O debate sobre se vai ou não vai passar ficou para trás. A questão agora é outra: quando passar, sua operação está preparada?
O Ipea estima aumento médio de 7,8% no custo da hora trabalhada para uma redução de 44 para 40 horas semanais, e de 17,6% para 36 horas, considerando a manutenção da remuneração nominal.
Em operações com centenas de postos de trabalho distribuídos por lojas, centros de distribuição ou unidades regionais, esses percentuais não são abstratos. Eles se traduzem em folha de pagamento, dimensionamento de equipes, contratos com terceiros e provisionamento contábil.
Os textos em discussão variam bastante. Há propostas com transição imediata e outras com janelas de três ou até dez anos. A própria modelagem da transição ainda está em debate, inclusive quanto à possibilidade de tratamento diferenciado conforme o porte ou o setor econômico.
Setores como comércio, construção e transporte, onde há maior concentração de jornadas acima de 40 horas semanais, tendem a ser mais impactados e, por isso, estão no centro das discussões sobre regras de transição. Já em áreas como serviços financeiros e tecnologia, muitos vínculos celetistas já operam abaixo de 40 horas semanais.
Essa heterogeneidade cria um cenário em que cada empresa precisará fazer sua própria leitura antes mesmo da definição do texto final.
Não cabe esperar a lei promulgada para acionar o RH e o financeiro.
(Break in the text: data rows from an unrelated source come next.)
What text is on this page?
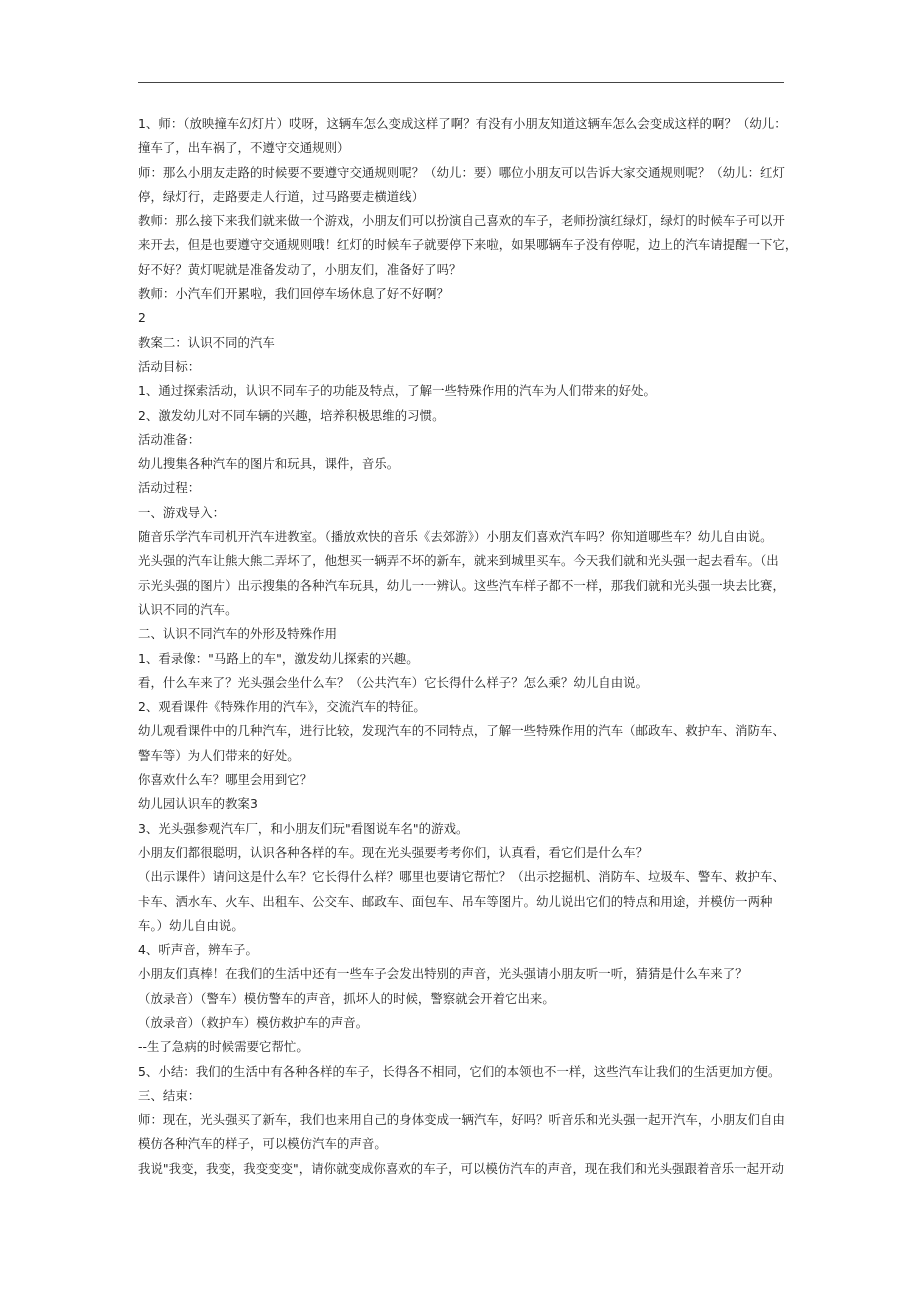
1、师：（放映撞车幻灯片）哎呀，这辆车怎么变成这样了啊？有没有小朋友知道这辆车怎么会变成这样的啊？（幼儿：
撞车了，出车祸了，不遵守交通规则）
师：那么小朋友走路的时候要不要遵守交通规则呢？（幼儿：要）哪位小朋友可以告诉大家交通规则呢？（幼儿：红灯
停，绿灯行，走路要走人行道，过马路要走横道线）
教师：那么接下来我们就来做一个游戏，小朋友们可以扮演自己喜欢的车子，老师扮演红绿灯，绿灯的时候车子可以开
来开去，但是也要遵守交通规则哦！红灯的时候车子就要停下来啦，如果哪辆车子没有停呢，边上的汽车请提醒一下它，
好不好？黄灯呢就是准备发动了，小朋友们，准备好了吗？
教师：小汽车们开累啦，我们回停车场休息了好不好啊？
2
教案二：认识不同的汽车
活动目标：
1、通过探索活动，认识不同车子的功能及特点，了解一些特殊作用的汽车为人们带来的好处。
2、激发幼儿对不同车辆的兴趣，培养积极思维的习惯。
活动准备：
幼儿搜集各种汽车的图片和玩具，课件，音乐。
活动过程：
一、游戏导入：
随音乐学汽车司机开汽车进教室。（播放欢快的音乐《去郊游》）小朋友们喜欢汽车吗？你知道哪些车？幼儿自由说。
光头强的汽车让熊大熊二弄坏了，他想买一辆弄不坏的新车，就来到城里买车。今天我们就和光头强一起去看车。（出
示光头强的图片）出示搜集的各种汽车玩具，幼儿一一辨认。这些汽车样子都不一样，那我们就和光头强一块去比赛，
认识不同的汽车。
二、认识不同汽车的外形及特殊作用
1、看录像："马路上的车"，激发幼儿探索的兴趣。
看，什么车来了？光头强会坐什么车？（公共汽车）它长得什么样子？怎么乘？幼儿自由说。
2、观看课件《特殊作用的汽车》，交流汽车的特征。
幼儿观看课件中的几种汽车，进行比较，发现汽车的不同特点，了解一些特殊作用的汽车（邮政车、救护车、消防车、
警车等）为人们带来的好处。
你喜欢什么车？哪里会用到它？
幼儿园认识车的教案3
3、光头强参观汽车厂，和小朋友们玩"看图说车名"的游戏。
小朋友们都很聪明，认识各种各样的车。现在光头强要考考你们，认真看，看它们是什么车？
（出示课件）请问这是什么车？它长得什么样？哪里也要请它帮忙？（出示挖掘机、消防车、垃圾车、警车、救护车、
卡车、洒水车、火车、出租车、公交车、邮政车、面包车、吊车等图片。幼儿说出它们的特点和用途，并模仿一两种
车。）幼儿自由说。
4、听声音，辨车子。
小朋友们真棒！在我们的生活中还有一些车子会发出特别的声音，光头强请小朋友听一听，猜猜是什么车来了？
（放录音）（警车）模仿警车的声音，抓坏人的时候，警察就会开着它出来。
（放录音）（救护车）模仿救护车的声音。
--生了急病的时候需要它帮忙。
5、小结：我们的生活中有各种各样的车子，长得各不相同，它们的本领也不一样，这些汽车让我们的生活更加方便。
三、结束：
师：现在，光头强买了新车，我们也来用自己的身体变成一辆汽车，好吗？听音乐和光头强一起开汽车，小朋友们自由
模仿各种汽车的样子，可以模仿汽车的声音。
我说"我变，我变，我变变变"，请你就变成你喜欢的车子，可以模仿汽车的声音，现在我们和光头强跟着音乐一起开动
O momento de integrar jurídico, RH e área financeira é agora, na fase de incerteza, quando ainda há margem para simular cenários, revisar contratos com parceiros, avaliar a exposição em acordos coletivos vigentes e construir uma projeção de passivo realista.
Na prática, algumas perguntas precisam ser respondidas com urgência por qualquer empresa com operação de volume:
> Quantos empregados estão hoje na escala 6×1?
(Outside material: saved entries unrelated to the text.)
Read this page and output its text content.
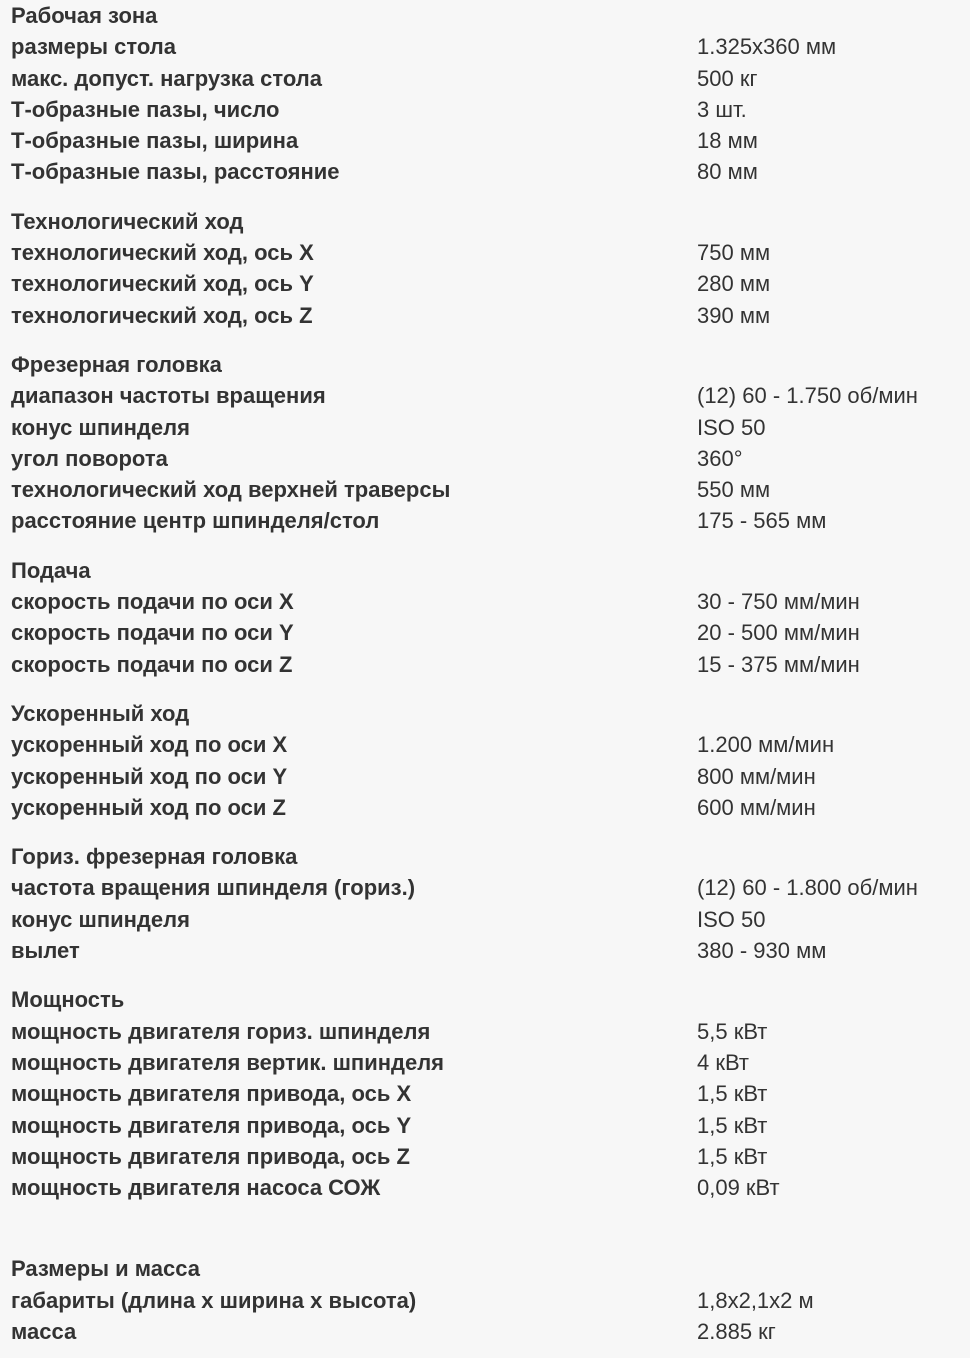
Рабочая зона
размеры стола	1.325x360 мм
макс. допуст. нагрузка стола	500 кг
Т-образные пазы, число	3 шт.
Т-образные пазы, ширина	18 мм
Т-образные пазы, расстояние	80 мм
Технологический ход
технологический ход, ось X	750 мм
технологический ход, ось Y	280 мм
технологический ход, ось Z	390 мм
Фрезерная головка
диапазон частоты вращения	(12) 60 - 1.750 об/мин
конус шпинделя	ISO 50
угол поворота	360°
технологический ход верхней траверсы	550 мм
расстояние центр шпинделя/стол	175 - 565 мм
Подача
скорость подачи по оси X	30 - 750 мм/мин
скорость подачи по оси Y	20 - 500 мм/мин
скорость подачи по оси Z	15 - 375 мм/мин
Ускоренный ход
ускоренный ход по оси X	1.200 мм/мин
ускоренный ход по оси Y	800 мм/мин
ускоренный ход по оси Z	600 мм/мин
Гориз. фрезерная головка
частота вращения шпинделя (гориз.)	(12) 60 - 1.800 об/мин
конус шпинделя	ISO 50
вылет	380 - 930 мм
Мощность
мощность двигателя гориз. шпинделя	5,5 кВт
мощность двигателя вертик. шпинделя	4 кВт
мощность двигателя привода, ось X	1,5 кВт
мощность двигателя привода, ось Y	1,5 кВт
мощность двигателя привода, ось Z	1,5 кВт
мощность двигателя насоса СОЖ	0,09 кВт
Размеры и масса
габариты (длина x ширина x высота)	1,8x2,1x2 м
масса	2.885 кг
> Quais unidades teriam maior impacto com uma redução imediata da jornada?
> Quais acordos sindicais em vigor tratam de jornada e precisariam ser renegociados?
> O dimensionamento atual comporta a redução sem contratações adicionais ou há um gap que precisa ser projetado?
A regra de transição, qualquer que seja sua configuração final, tende a funcionar como mecanismo de viabilização política da proposta. Mas ela não elimina o impacto, apenas dilui o prazo. E prazo, para quem não planejou, passa rápido.
Empresas que usarem esse intervalo para mapear exposição, simular custos e antecipar negociações sairão na frente. As demais vão descobrir o passivo quando ele já estiver consolidado.